January 05, 2012|Casey Ross, Globe Staff

If 2012 ends up as planned, it will be the year the South Boston Waterfront started to feel like a neighborhood.

Developers are proposing to start construction on more than 1,700 apartments in coming months, hoping to replace some of the area’s vast parking lots with sleek glass buildings that will lure more residents, retailers, and shoppers.

The projects range from a pair of towers across from the federal courthouse, to a 21-story apartment and retail building at Pier 4, to a 197-unit apartment complex on D Street next to the Boston Convention & Exhibition Center.

Together, those and many other developments promise to provide what the waterfront lacks: sustained activity on streets that currently empty out after 5 p.m., when thousands of office workers head home for the night.

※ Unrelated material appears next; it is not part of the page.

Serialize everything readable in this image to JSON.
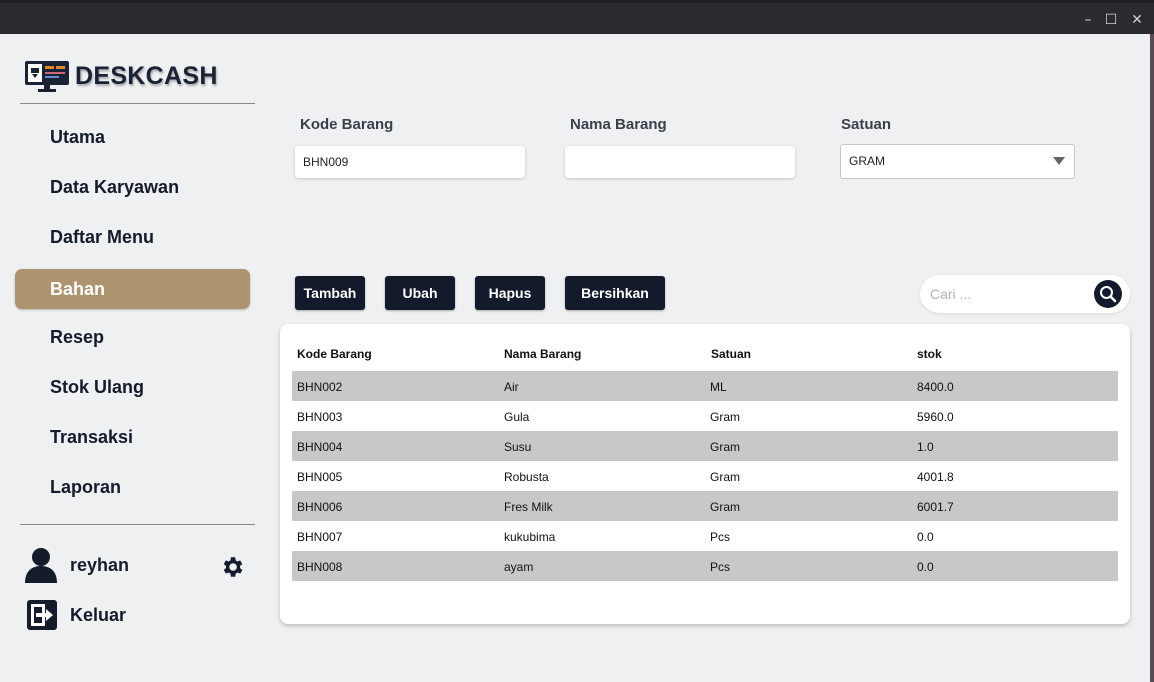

“It’s incredibly important to get residences down there,’’ said Ed Nardi, a principal of Cresset Development, which is proposing to build the 197-unit complex on D Street. He said he hopes the project will “add a 24-7 element to the area’’ and give more reasons for retailers and growing companies to move there.

The waterfront, branded the Innovation District by Boston Mayor Thomas M. Menino, has already proved successful at attracting new companies. By the city’s count, more than 90 businesses have moved there during the past two years, helping to spur construction of new complexes like Liberty Wharf (also by Cresset Development) and Joseph Fallon’s 23-acre Fan Pier project.

But the district remains in the early stages of its redevelopment, with much of its landscape still fenced-off industrial yards and massive parking lots. In many places it still feels desolate and windswept, with few walking connections among its restaurants, attractions, and scattered public parks.

The upcoming apartment projects will fill in some of that empty space and begin to generate around-the-clock activity, but real estate specialists said it’s an open question whether people will move to the area en masse if it doesn’t have basic retail options such as a supermarket.

“It will be interesting to see at what point people start to look around and say, ‘We need the rest of the neighborhood to catch up before we move in,’ ’’ said Greg Vasil, chief executive of the Greater Boston Real Estate Board. “They may decide to wait because the other amenities are not there yet.’’

Many of the proposed projects would address that shortcoming by incorporating new retail stores and restaurants into their buildings. At Seaport Square, developer John B. Hynes, has talked of opening a cinema complex as part of a multistory retail base that would also include other retail shops, restaurants, and possibly a supermarket.